Take an average driver doing 12k miles pa (with most vehicles in the urban city areas there are not many doing less than this) assume that the vehicle achieves 30 mpg, over the period of a year it will cost at £0.85ppl some £1,545 to fuel. Assume that the tax take with vat and fuel duty is 73%c of this sum and add in the road tax of £170 means that the revenue paid is £1,298 pa.
This equates to a mileage cost of 0.108 pence per mile. Now if as is indicated that the initial mileage charge will be £0.02p to £1.30, the minimum charge may therefore have to be £0.10p to recouped the revenue cost (revenue neutral) or alternatively if half of the mileage is on motorways, the travel tax bill is likely to be 6000miles x £1.30 + 6000miles x £0.10p = total £8,400.

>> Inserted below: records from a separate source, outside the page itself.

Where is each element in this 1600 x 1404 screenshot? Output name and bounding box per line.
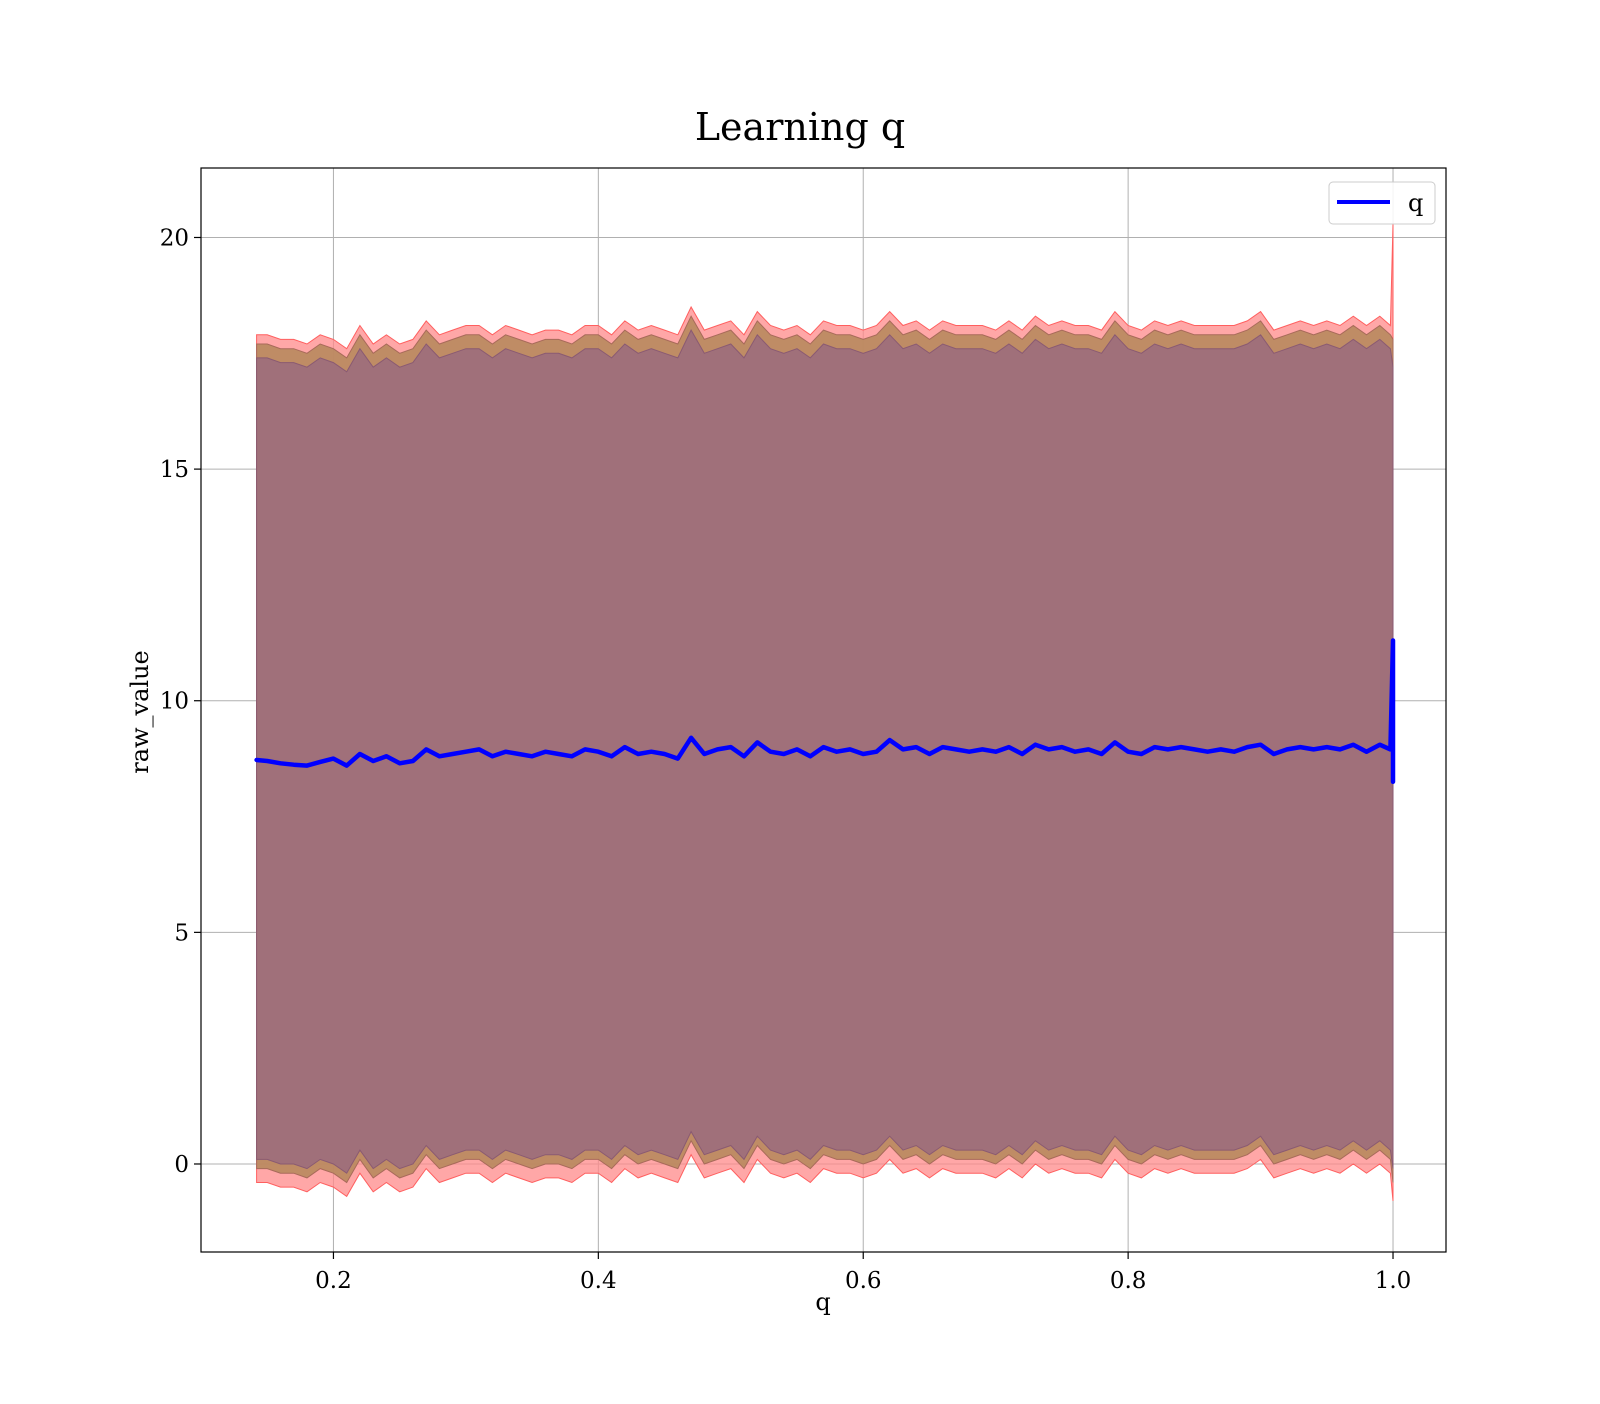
x-tick-label-1: 0.4 [580,1268,617,1294]
y-axis-ticks: 0 5 10 15 20 [160,225,201,1178]
x-tick-label-4: 1.0 [1375,1268,1412,1294]
y-tick-label-1: 5 [174,920,189,946]
plot-frame [200,167,1447,1253]
series-lines [254,638,1396,785]
y-tick-label-2: 10 [160,689,189,715]
series-line-q [254,638,1396,785]
confidence-bands [256,223,1394,1202]
x-tick-label-0: 0.2 [315,1268,352,1294]
x-axis-label: q [815,1288,830,1316]
y-tick-label-4: 20 [160,225,189,251]
x-axis-ticks: 0.2 0.4 0.6 0.8 1.0 [315,1252,1411,1294]
inner-band [256,329,1394,1174]
legend-label-q: q [1408,189,1423,217]
x-tick-label-2: 0.6 [845,1268,882,1294]
chart-title: Learning q [695,105,905,149]
y-tick-label-3: 15 [160,457,189,483]
legend: q [1328,181,1436,225]
y-axis-label: raw_value [126,650,154,774]
x-tick-label-3: 0.8 [1110,1268,1147,1294]
y-tick-label-0: 0 [174,1152,189,1178]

Play with the figure anyway you like but the essential pressure is that the least financial able will be priced of the roads. If just 10% of road users drop out, this will cause a large fall in tax revenue that will have to be extracted elsewhere.

With the initial proposed road pricing on any vehicle, the treasury gain a lot of revenue and the revenue stream is secured no matter what form of power motivator is used, size or type of vehicle. It is not in the government interest to force too many vehicles off the roads too quickly for fear of the lost of fuel revenue but it does see as essential to safeguard the revenue stream when there is an eventually natural decline in the petroleum usage.

If the government were serious in their intent to reduce traffic pollution and congestion there are a number of ways to achieve it but each has a central and political cost implication that no government would want to take on board. Why not: -

Abolish road tax for two wheeled motorised vehicles.
All private electric cars & bikes to be free of all tax.
Substantially reduce road tax for cars of –1000cc and length of 6ft.
Encourage a shift in the working peak start and finish times.
Develop electric / hydrogen monorail network over or adjacent to motorways.
Have a variable fuel tax based on the size on engine linked to an annual MOT verification of mile-odometer reading. (A much simpler and quicker way to achieve the changed revenue stream)
HGV’s to be given incentives to transport goods only overnight.
Stop HGV’s from using middle lanes on hills.
Have a varied slower or faster speed limit
Open up the motorways ‘hard shoulder’ to light traffic use.


But then the idea is not to solve congestion or pollution, it is all about keeping traffic moving on the roads and making it pay. To make this scheme effective it will affect ALL roads.

Finally: why should northern counties pay for the affluent overheated south? Can any one really believe that a government will give up all road tax and fuel revenue in favour of a solely road price structure?
To use a pun, vote with your feet and say NO!